Combinatorial glucose, nicotinic acid, and N-acetylcysteine therapy has synergistic effect in preclinical C. elegans and zebrafish models of mitochondrial complex I disease.
2021
Mitochondrial respiratory chain disorders are empirically managed with variable antioxidant, cofactor, and vitamin 'cocktails'. However, clinical trial validated and approved compounds, or doses, do not exist for any single or combinatorial mitochondrial disease therapy. Here, we sought to pre-clinically evaluate whether rationally-designed mitochondrial medicine combinatorial regimens might synergistically improve survival, health, and physiology in translational animal models of respiratory chain complex I disease. Having previously demonstrated that gas-1(fc21) complex I subunit NDUFS2-/- C. elegans have short lifespan that can be significantly rescued with 17 different metabolic modifiers, signaling modifiers, or antioxidants, here we evaluated 11 random combinations of these 3 treatment classes on gas-1(fc21) lifespan. Synergistic rescue occurred only with glucose, nicotinic acid, and N-acetylcysteine (Glu + NA + NAC), yielding improved mitochondrial membrane potential that reflects integrated respiratory chain function, without exacerbating oxidative stress and while reducing mitochondrial stress (UPRmt) and improving intermediary metabolic disruptions at the levels of the transcriptome, steady-state metabolites, and intermediary metabolic flux. Equimolar Glu + NA + NAC dosing in a zebrafish vertebrate model of rotenone-based complex I inhibition synergistically rescued larval activity, brain death, lactate, ATP, and glutathione levels.
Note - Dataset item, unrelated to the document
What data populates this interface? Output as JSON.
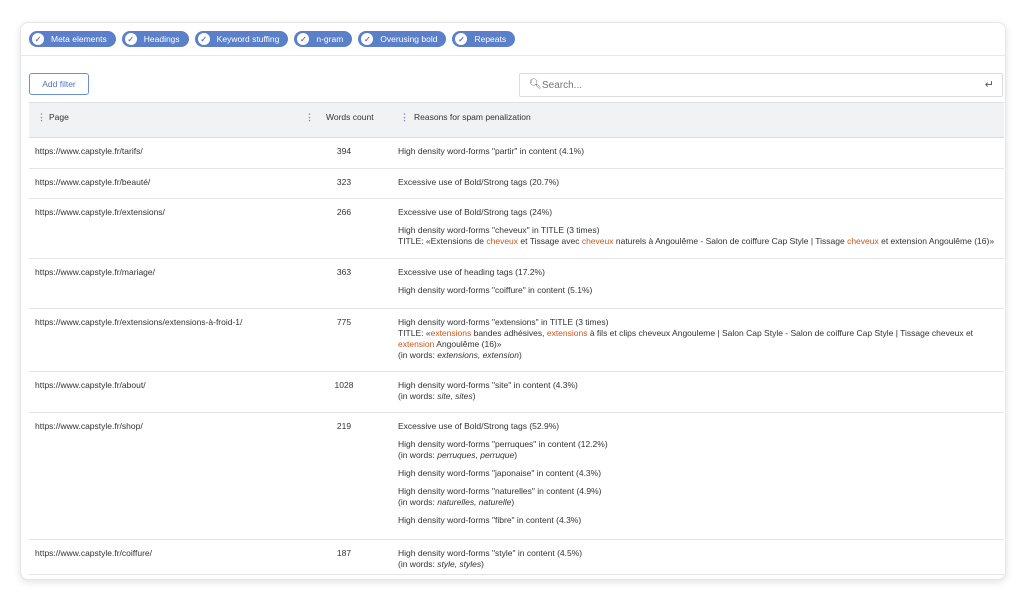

Overall, these data provide objective preclinical evidence in two evolutionary-divergent animal models of mitochondrial complex I disease to demonstrate that combinatorial Glu + NA + NAC therapy significantly improved animal resiliency in the face of stressors that exacerbate their underlying metabolic deficiency, thereby preventing acute neurologic and biochemical decompensation. Clinical trials are warranted to evaluate the efficacy of this lead combinatorial therapy regimen to improve resiliency and health outcomes in human subjects with mitochondrial disease.